Even strong proponents are beginning to realize that too much blind faith has been placed in embryonic stem cells. Columnist Morton Kondracke has lobbied for federal funding of this research for years, in part because his wife died of Parkinson's disease. But when a politician announced recently that upon his election "people like Christopher Reeve are going to get up out of their wheelchair and walk again," Mr. Kondracke responded: "That's nonsense. Embryonic stem-cell research is still in its infancy and it will be decades before it actually fulfills its potential to cure people with diseases like Reeve's or Michael J. Fox's Parkinson's or Mary Tyler Moore's juvenile diabetes" (Washington Times, Oct. 19, 2004, A17).

Christopher Reeve, just before he died, made a similar concession. In an interview in the October 2004 Reader's Digest, he insisted that "scientists should be free to pursue every possible avenue," but added that it now seems embryonic stem cells "are not able to do much about chronic injuries" like his own (Jim Kelly, "The Wrong Path," National Review Online, Oct. 21, www.nationalreview.com/comment/kelly200410210859.asp). New treatments using adult stem cells are showing amazing results in patients with chronic, long-lasting spinal cord injury, and they have been featured on a nationally televised PBS program. Sadly, Mr. Reeve and others had dismissed such advances, thinking embryonic stem cells would be better.

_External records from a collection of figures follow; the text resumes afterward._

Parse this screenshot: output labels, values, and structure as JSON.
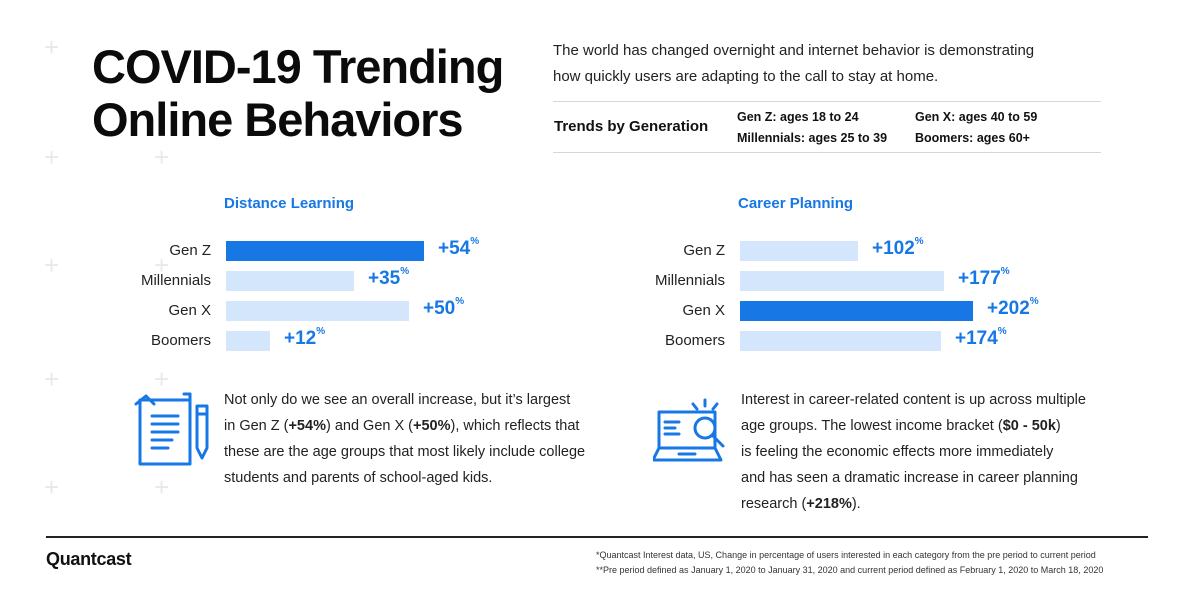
{
  "header": {
    "title_line1": "COVID-19 Trending",
    "title_line2": "Online Behaviors",
    "intro_line1": "The world has changed overnight and internet behavior is demonstrating",
    "intro_line2": "how quickly users are adapting to the call to stay at home."
  },
  "generations": {
    "label": "Trends by Generation",
    "items": [
      "Gen Z: ages 18 to 24",
      "Millennials: ages 25 to 39",
      "Gen X: ages 40 to 59",
      "Boomers: ages 60+"
    ]
  },
  "chart_data": [
    {
      "type": "bar",
      "orientation": "horizontal",
      "title": "Distance Learning",
      "categories": [
        "Gen Z",
        "Millennials",
        "Gen X",
        "Boomers"
      ],
      "values": [
        54,
        35,
        50,
        12
      ],
      "value_labels": [
        "+54",
        "+35",
        "+50",
        "+12"
      ],
      "unit": "%",
      "highlight": "Gen Z",
      "xlim": [
        0,
        54
      ]
    },
    {
      "type": "bar",
      "orientation": "horizontal",
      "title": "Career Planning",
      "categories": [
        "Gen Z",
        "Millennials",
        "Gen X",
        "Boomers"
      ],
      "values": [
        102,
        177,
        202,
        174
      ],
      "value_labels": [
        "+102",
        "+177",
        "+202",
        "+174"
      ],
      "unit": "%",
      "highlight": "Gen X",
      "xlim": [
        0,
        202
      ]
    }
  ],
  "left_text": {
    "l1": "Not only do we see an overall increase, but it’s largest",
    "l2a": "in Gen Z (",
    "l2b": "+54%",
    "l2c": ") and Gen X (",
    "l2d": "+50%",
    "l2e": "), which reflects that",
    "l3": "these are the age groups that most likely include college",
    "l4": "students and parents of school-aged kids."
  },
  "right_text": {
    "l1": "Interest in career-related content is up across multiple",
    "l2a": "age groups. The lowest income bracket (",
    "l2b": "$0 - 50k",
    "l2c": ")",
    "l3": "is feeling the economic effects more immediately",
    "l4": "and has seen a dramatic increase in career planning",
    "l5a": "research (",
    "l5b": "+218%",
    "l5c": ")."
  },
  "footer": {
    "brand": "Quantcast",
    "note1": "*Quantcast Interest data, US, Change in percentage of users interested in each category from the pre period to current period",
    "note2": "**Pre period defined as January 1, 2020   to January 31, 2020 and current period defined as February 1, 2020 to March 18, 2020"
  },
  "colors": {
    "accent": "#1677e5",
    "bar_highlight": "#1677e5",
    "bar_normal": "#d3e6fb"
  },
  "icons": {
    "left": "document-pencil-icon",
    "right": "laptop-search-icon"
  }
}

Now California voters are being urged to place their blind faith, and their already-stretched resources, behind this approach. A ballot measure ( Proposition 71), if approved on November 2, would declare a "constitutional right" to do stem cell research and make the state acquire a $6 billion debt to pursue it. Top priority will go to avenues that are too unethical to qualify for federal funding, namely the destruction of new human embryos and the use of cloning to mass-produce even more. All funding decisions will be made by the universities, patient groups, for-profit biotechnology companies, and venture capitalists who endorse the embryo research/cloning agenda - and the legislature will have little power to divert those funds to more critical needs.

This is beginning to look like the least accountable and most unforgiving religion on earth.

Mr. Doerflinger is Deputy Director of the Secretariat for Pro-Life Activities, U.S. Conference of Catholic Bishops.